Most Americans think that a “White Russian” is a drink made with vodka and a coffee and crème liqueur. It’s also a traditional and archaic term for the people of what’s now called Belarus, a nation that is in the headlines today because of the unusual way its government arrested a journalist critical of its authoritarian ruler.
On Sunday, that nation – nestled between Poland and Russia – deployed a fighter jet to compel a passenger jetliner to land. The Ryanair flight was forced down when it was en route from Greece to Lithuania. The purpose of the mid-air “traffic stop” was to take into custody Raman Pratasevich, a writer who has been critical of President Alexander Lukashenko, chief of state since 2004.
“We won’t tolerate that one can try to play Russian roulette with the lives of innocent civilians,” said Charles Michel, chief of the European Union Council.

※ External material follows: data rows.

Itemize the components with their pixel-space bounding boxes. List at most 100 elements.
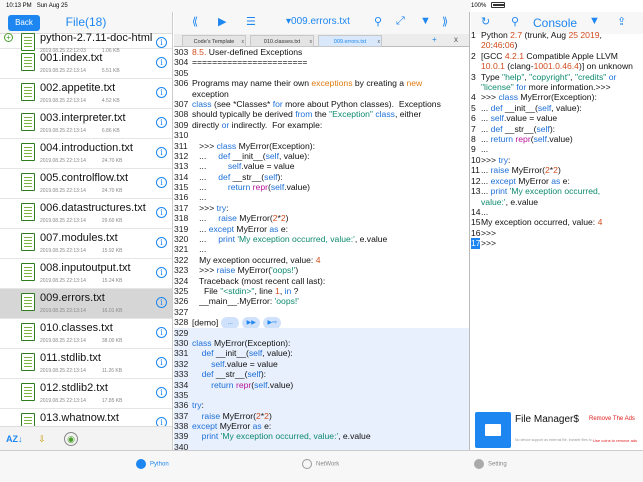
file-row[interactable]: 009.errors.txt 2019.08.25 22:13:14 16.01 … — [0, 289, 172, 319]
share-icon[interactable]: ⇪ — [617, 15, 626, 28]
console-line: 13... print 'My exception occurred, — [471, 186, 601, 197]
file-row[interactable]: 012.stdlib2.txt 2019.08.25 22:13:14 17.85… — [0, 379, 172, 409]
file-row[interactable]: 002.appetite.txt 2019.08.25 22:13:14 4.52… — [0, 79, 172, 109]
console-title: Console — [533, 16, 578, 30]
ad-title: File Manager$ — [515, 414, 579, 425]
file-browser-panel: Back File(18) + python-2.7.11-doc-html 2… — [0, 12, 173, 450]
line-number: 336 — [174, 400, 189, 411]
editor-tab[interactable]: 010.classes.txt x — [250, 35, 314, 47]
page-down-icon[interactable]: ⟫ — [442, 15, 448, 28]
info-icon[interactable]: i — [156, 177, 167, 188]
code-line: 332 self.value = value — [174, 358, 469, 370]
file-row[interactable]: 008.inputoutput.txt 2019.08.25 22:13:14 1… — [0, 259, 172, 289]
file-meta: 2019.08.25 22:13:14 16.01 KB — [40, 308, 123, 314]
console-line: 10.0.1 (clang-1001.0.46.4)] on unknown — [481, 61, 633, 72]
file-row[interactable]: 007.modules.txt 2019.08.25 22:13:14 15.92… — [0, 229, 172, 259]
line-number: 317 — [174, 202, 189, 213]
console-scroll-down-icon[interactable]: ▼ — [589, 15, 600, 27]
battery-icon — [491, 2, 506, 9]
list-icon[interactable]: ☰ — [246, 15, 256, 28]
info-icon[interactable]: i — [156, 387, 167, 398]
file-row[interactable]: 010.classes.txt 2019.08.25 22:13:14 38.00… — [0, 319, 172, 349]
reload-icon[interactable]: ↻ — [481, 15, 490, 28]
sort-az-icon[interactable]: AZ↓ — [6, 431, 23, 447]
file-list[interactable]: + python-2.7.11-doc-html 2019.08.25 22:1… — [0, 29, 172, 437]
line-number: 309 — [174, 119, 189, 130]
file-row[interactable]: 005.controlflow.txt 2019.08.25 22:13:14 2… — [0, 169, 172, 199]
info-icon[interactable]: i — [156, 237, 167, 248]
console-line: 17 >>> — [471, 238, 497, 249]
ad-subtitle: No device support as external file. tran… — [515, 438, 595, 442]
close-all-tabs-icon[interactable]: x — [454, 35, 458, 44]
info-icon[interactable]: i — [156, 57, 167, 68]
file-name: 008.inputoutput.txt — [40, 262, 131, 274]
info-icon[interactable]: i — [156, 267, 167, 278]
remove-ads-button[interactable]: Remove The Ads — [589, 416, 635, 422]
run-icon[interactable]: ▶ — [218, 15, 226, 28]
tab-network[interactable]: NetWork — [302, 459, 339, 469]
fullscreen-icon[interactable]: ⤢ — [396, 15, 405, 28]
file-row[interactable]: + python-2.7.11-doc-html 2019.08.25 22:1… — [0, 29, 172, 54]
file-row[interactable]: 003.interpreter.txt 2019.08.25 22:13:14 6… — [0, 109, 172, 139]
code-line: 338 except MyError as e: — [174, 421, 469, 432]
import-file-icon[interactable]: ⇩ — [34, 431, 50, 447]
line-number: 340 — [174, 441, 189, 450]
expand-icon[interactable]: + — [4, 33, 13, 42]
code-line: 312 ... def __init__(self, value): — [174, 150, 310, 161]
bottom-tab-bar: Python NetWork Setting — [0, 450, 643, 482]
line-number: 315 — [174, 182, 189, 193]
info-icon[interactable]: i — [156, 87, 167, 98]
console-line: 4 >>> class MyError(Exception): — [471, 92, 597, 103]
info-icon[interactable]: i — [156, 37, 167, 48]
info-icon[interactable]: i — [156, 327, 167, 338]
page-up-icon[interactable]: ⟪ — [192, 15, 198, 28]
text-file-icon — [21, 353, 35, 371]
editor-tabs: Code's Template x 010.classes.txt x 009.erro… — [174, 34, 469, 47]
code-line: 333 def __str__(self): — [174, 369, 469, 380]
file-row[interactable]: 001.index.txt 2019.08.25 22:13:14 5.51 KB… — [0, 49, 172, 79]
info-icon[interactable]: i — [156, 117, 167, 128]
code-line: 331 def __init__(self, value): — [174, 348, 469, 359]
search-icon[interactable]: ⚲ — [374, 15, 382, 28]
line-number: 325 — [174, 285, 189, 296]
console-line: 11... raise MyError(2*2) — [471, 165, 561, 176]
scroll-down-icon[interactable]: ▼ — [420, 15, 431, 27]
file-row[interactable]: 011.stdlib.txt 2019.08.25 22:13:14 11.26 … — [0, 349, 172, 379]
console-line: 16 >>> — [471, 227, 497, 238]
file-row[interactable]: 004.introduction.txt 2019.08.25 22:13:14… — [0, 139, 172, 169]
info-icon[interactable]: i — [156, 147, 167, 158]
tab-setting[interactable]: Setting — [474, 459, 507, 469]
editor-file-title[interactable]: ▾009.errors.txt — [286, 16, 350, 27]
line-number: 326 — [174, 296, 189, 307]
add-tab-icon[interactable]: + — [432, 35, 437, 44]
editor-tab[interactable]: 009.errors.txt x — [318, 35, 382, 47]
editor-tab[interactable]: Code's Template x — [182, 35, 246, 47]
info-icon[interactable]: i — [156, 357, 167, 368]
line-number: 330 — [174, 337, 189, 348]
file-name: 007.modules.txt — [40, 232, 118, 244]
file-meta: 2019.08.25 22:13:14 5.51 KB — [40, 68, 120, 74]
text-file-icon — [21, 53, 35, 71]
code-editor[interactable]: 303 8.5. User-defined Exceptions 304 ======… — [174, 47, 469, 450]
line-number: 339 — [174, 431, 189, 442]
ad-banner[interactable]: File Manager$ Remove The Ads No device s… — [475, 412, 641, 448]
file-row[interactable]: 006.datastructures.txt 2019.08.25 22:13:… — [0, 199, 172, 229]
file-meta: 2019.08.25 22:13:14 4.52 KB — [40, 98, 120, 104]
console-line: 10 >>> try: — [471, 154, 511, 165]
code-line: 336 try: — [174, 400, 469, 411]
code-line: 322 My exception occurred, value: 4 — [174, 254, 321, 265]
line-number: 310 — [174, 130, 189, 141]
refresh-icon[interactable]: ◉ — [64, 432, 78, 446]
file-name: 005.controlflow.txt — [40, 172, 129, 184]
info-icon[interactable]: i — [156, 207, 167, 218]
file-meta: 2019.08.25 22:13:14 11.26 KB — [40, 368, 123, 374]
console-search-icon[interactable]: ⚲ — [511, 15, 519, 28]
console-panel: ↻ ⚲ Console ▼ ⇪ 1 Python 2.7 (trunk, Aug … — [471, 12, 643, 450]
tab-python[interactable]: Python — [136, 459, 169, 469]
file-name: 012.stdlib2.txt — [40, 382, 108, 394]
code-line: 334 return repr(self.value) — [174, 379, 469, 390]
line-number: 320 — [174, 234, 189, 245]
console-output[interactable]: 1 Python 2.7 (trunk, Aug 25 2019, 20:46:06… — [471, 30, 643, 249]
info-icon[interactable]: i — [156, 297, 167, 308]
line-number: 306 — [174, 78, 189, 89]
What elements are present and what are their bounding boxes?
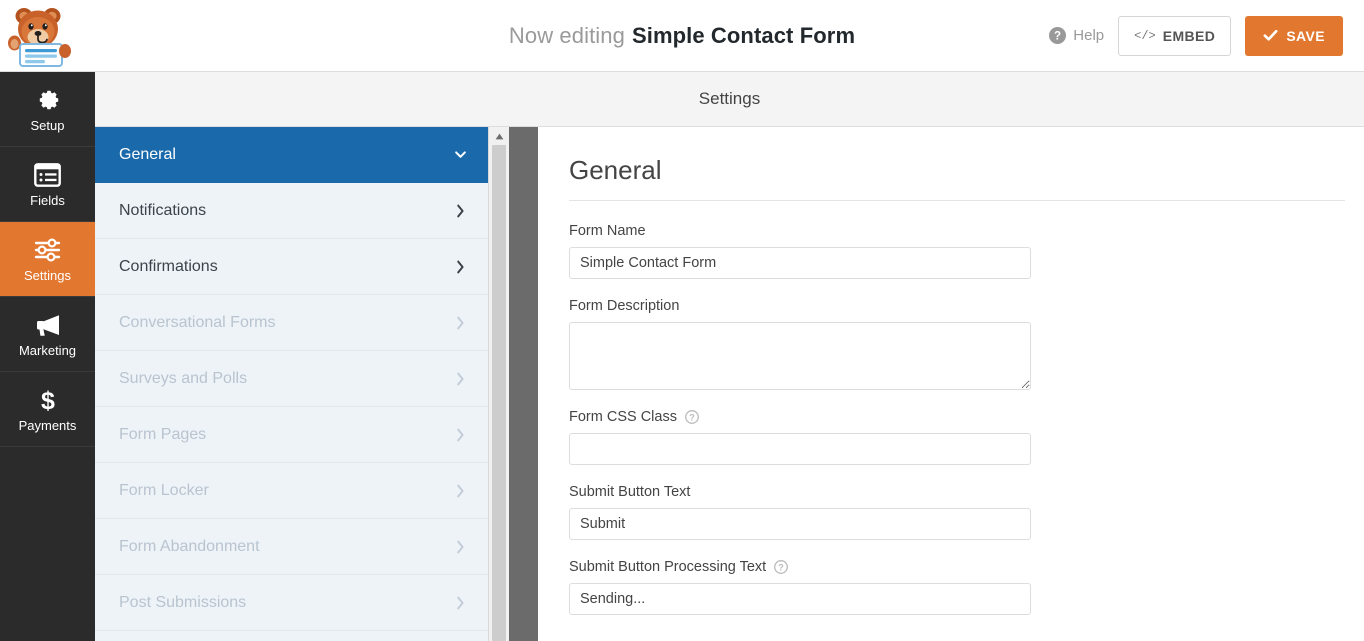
sidebar-item-label: Fields [30, 192, 65, 208]
section-divider [569, 200, 1345, 202]
settings-list-item-label: Post Submissions [119, 593, 247, 611]
chevron-down-icon [455, 147, 466, 163]
settings-list-item-label: Notifications [119, 201, 207, 219]
embed-label: EMBED [1162, 27, 1216, 44]
svg-text:$: $ [41, 387, 55, 413]
settings-list-item-label: General [119, 145, 176, 163]
submit-processing-text-input[interactable] [569, 583, 1031, 616]
svg-text:?: ? [1054, 31, 1061, 43]
panel-header-bar: Settings [95, 72, 1364, 127]
sidebar-item-label: Setup [30, 117, 65, 133]
section-heading: General [569, 155, 662, 185]
scrollbar-thumb[interactable] [492, 145, 506, 641]
code-brackets-icon: </> [1134, 28, 1156, 43]
form-description-label: Form Description [569, 298, 680, 315]
form-css-class-label: Form CSS Class ? [569, 409, 1344, 425]
panel-divider [509, 127, 538, 641]
submit-button-text-input[interactable] [569, 508, 1031, 541]
help-label: Help [1073, 27, 1105, 44]
settings-list-item-label: Form Abandonment [119, 537, 260, 555]
field-submit-processing-text: Submit Button Processing Text ? [569, 559, 1344, 616]
header-actions: ? Help </> EMBED SAVE [1049, 0, 1343, 71]
settings-list-item-conversational-forms: Conversational Forms [95, 295, 488, 351]
sidebar-item-setup[interactable]: Setup [0, 72, 95, 147]
check-icon [1263, 28, 1278, 43]
settings-list-item-confirmations[interactable]: Confirmations [95, 239, 488, 295]
save-label: SAVE [1286, 27, 1325, 44]
settings-list-scrollbar[interactable] [488, 127, 509, 641]
settings-list-item-post-submissions: Post Submissions [95, 575, 488, 631]
sidebar-item-fields[interactable]: Fields [0, 147, 95, 222]
megaphone-icon [34, 312, 62, 338]
main-sidebar: Setup Fields Settings Marketing $ Paymen… [0, 72, 95, 641]
chevron-right-icon [455, 203, 466, 219]
settings-list-item-general[interactable]: General [95, 127, 488, 183]
chevron-right-icon [455, 595, 466, 611]
help-tooltip-icon[interactable]: ? [685, 410, 699, 425]
chevron-right-icon [455, 427, 466, 443]
settings-list-item-form-locker: Form Locker [95, 463, 488, 519]
settings-list-item-label: Conversational Forms [119, 313, 276, 331]
settings-list-item-notifications[interactable]: Notifications [95, 183, 488, 239]
form-name-label: Form Name [569, 223, 646, 240]
settings-list-item-form-pages: Form Pages [95, 407, 488, 463]
svg-text:?: ? [778, 563, 784, 573]
sidebar-item-settings[interactable]: Settings [0, 222, 95, 297]
field-form-description: Form Description [569, 298, 1344, 391]
scroll-up-arrow-icon[interactable] [489, 127, 509, 145]
save-button[interactable]: SAVE [1245, 15, 1343, 56]
settings-list: General Notifications Confirmations Convers… [95, 127, 488, 641]
settings-list-item-label: Surveys and Polls [119, 369, 248, 387]
gear-icon [35, 87, 61, 113]
sidebar-item-label: Marketing [18, 342, 77, 358]
help-circle-icon: ? [1049, 27, 1067, 44]
wpforms-mascot-logo [4, 2, 80, 70]
chevron-right-icon [455, 371, 466, 387]
sidebar-item-marketing[interactable]: Marketing [0, 297, 95, 372]
submit-button-text-label: Submit Button Text [569, 484, 691, 501]
submit-processing-text-label: Submit Button Processing Text ? [569, 559, 1344, 575]
sliders-icon [34, 237, 61, 263]
settings-list-item-label: Confirmations [119, 257, 218, 275]
form-css-class-input[interactable] [569, 433, 1031, 466]
chevron-right-icon [455, 259, 466, 275]
embed-button[interactable]: </> EMBED [1118, 15, 1232, 56]
editing-prefix: Now editing [508, 22, 625, 48]
form-fields-icon [34, 162, 61, 188]
sidebar-item-payments[interactable]: $ Payments [0, 372, 95, 447]
current-form-name: Simple Contact Form [631, 22, 856, 48]
svg-text:?: ? [689, 413, 695, 423]
app-header: Now editing Simple Contact Form ? Help <… [0, 0, 1364, 72]
sidebar-item-label: Payments [18, 417, 77, 433]
sidebar-item-label: Settings [24, 267, 71, 283]
dollar-icon: $ [38, 387, 58, 413]
panel-title: Settings [698, 89, 761, 108]
settings-list-item-surveys-and-polls: Surveys and Polls [95, 351, 488, 407]
chevron-right-icon [455, 315, 466, 331]
settings-list-item-form-abandonment: Form Abandonment [95, 519, 488, 575]
form-description-textarea[interactable] [569, 322, 1031, 391]
general-settings-panel: General Form Name Form Description Form … [538, 127, 1364, 641]
form-name-input[interactable] [569, 247, 1031, 280]
chevron-right-icon [455, 483, 466, 499]
chevron-right-icon [455, 539, 466, 555]
help-button[interactable]: ? Help [1049, 27, 1104, 44]
field-submit-button-text: Submit Button Text [569, 484, 1344, 541]
field-form-css-class: Form CSS Class ? [569, 409, 1344, 466]
help-tooltip-icon[interactable]: ? [774, 560, 789, 575]
settings-list-item-label: Form Pages [119, 425, 207, 443]
settings-list-item-label: Form Locker [119, 481, 209, 499]
field-form-name: Form Name [569, 223, 1344, 280]
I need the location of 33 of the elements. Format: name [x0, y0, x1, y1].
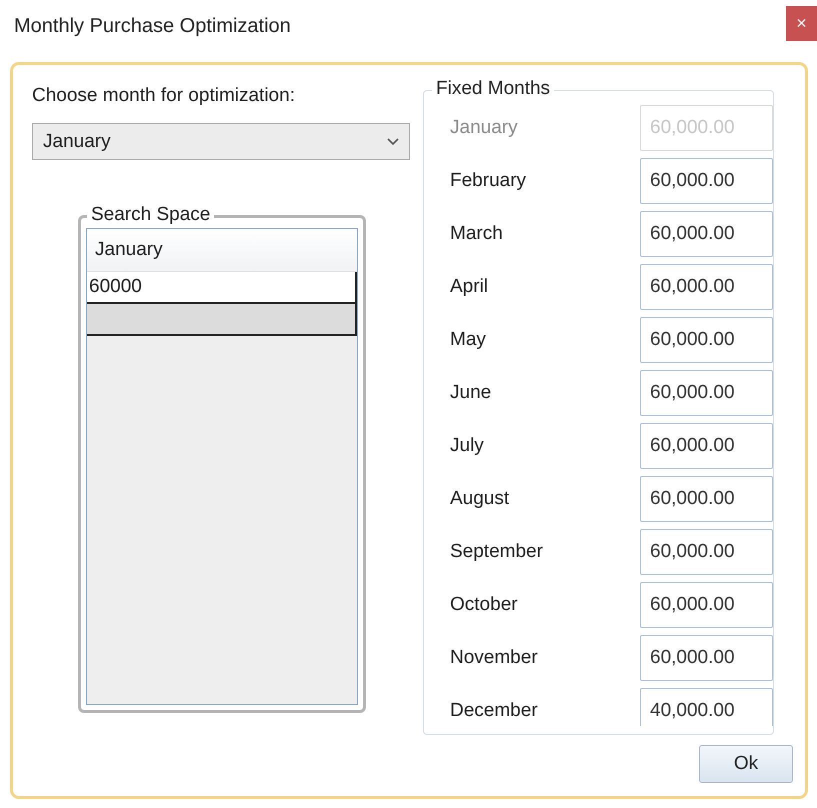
amount-field[interactable]: 40,000.00 [640, 688, 773, 726]
amount-field[interactable]: 60,000.00 [640, 317, 773, 363]
month-label: March [450, 223, 503, 245]
new-row[interactable] [87, 302, 357, 336]
month-label: February [450, 170, 526, 192]
group-title: Search Space [87, 204, 214, 226]
chevron-down-icon [387, 138, 399, 146]
column-header[interactable]: January [95, 239, 163, 261]
month-label: January [450, 117, 518, 139]
window-title: Monthly Purchase Optimization [14, 14, 291, 38]
amount-field[interactable]: 60,000.00 [640, 264, 773, 310]
amount-field[interactable]: 60,000.00 [640, 635, 773, 681]
close-button[interactable]: × [786, 6, 817, 40]
month-label: May [450, 329, 486, 351]
grid-cell[interactable]: 60000 [87, 272, 357, 302]
amount-field[interactable]: 60,000.00 [640, 423, 773, 469]
amount-field[interactable]: 60,000.00 [640, 370, 773, 416]
amount-field[interactable]: 60,000.00 [640, 211, 773, 257]
month-prompt: Choose month for optimization: [32, 85, 296, 107]
amount-field[interactable]: 60,000.00 [640, 529, 773, 575]
amount-field[interactable]: 60,000.00 [640, 582, 773, 628]
ok-button[interactable]: Ok [699, 745, 793, 783]
month-label: June [450, 382, 492, 404]
month-label: October [450, 594, 518, 616]
month-dropdown[interactable]: January [32, 123, 410, 160]
month-label: November [450, 647, 538, 669]
month-label: July [450, 435, 484, 457]
amount-field[interactable]: 60,000.00 [640, 158, 773, 204]
month-label: December [450, 700, 538, 722]
month-label: April [450, 276, 488, 298]
month-label: August [450, 488, 510, 510]
month-label: September [450, 541, 543, 563]
amount-field[interactable]: 60,000.00 [640, 476, 773, 522]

According to the Associated Press, the EU is urging all EU-based airlines to skip flying over Belarus and deny access to their airports to flights by planes from Belarus.
“White Russia,” also known as Byelorussia, was part of the Soviet Union. When that Communist empire dissolved in 1991, Belarus became independent but still maintains close ties with what’s now the Russian Federation.
Lukashenko, who came to power in a disputed election in 2004, is an ally of Russian President Vladimir Putin.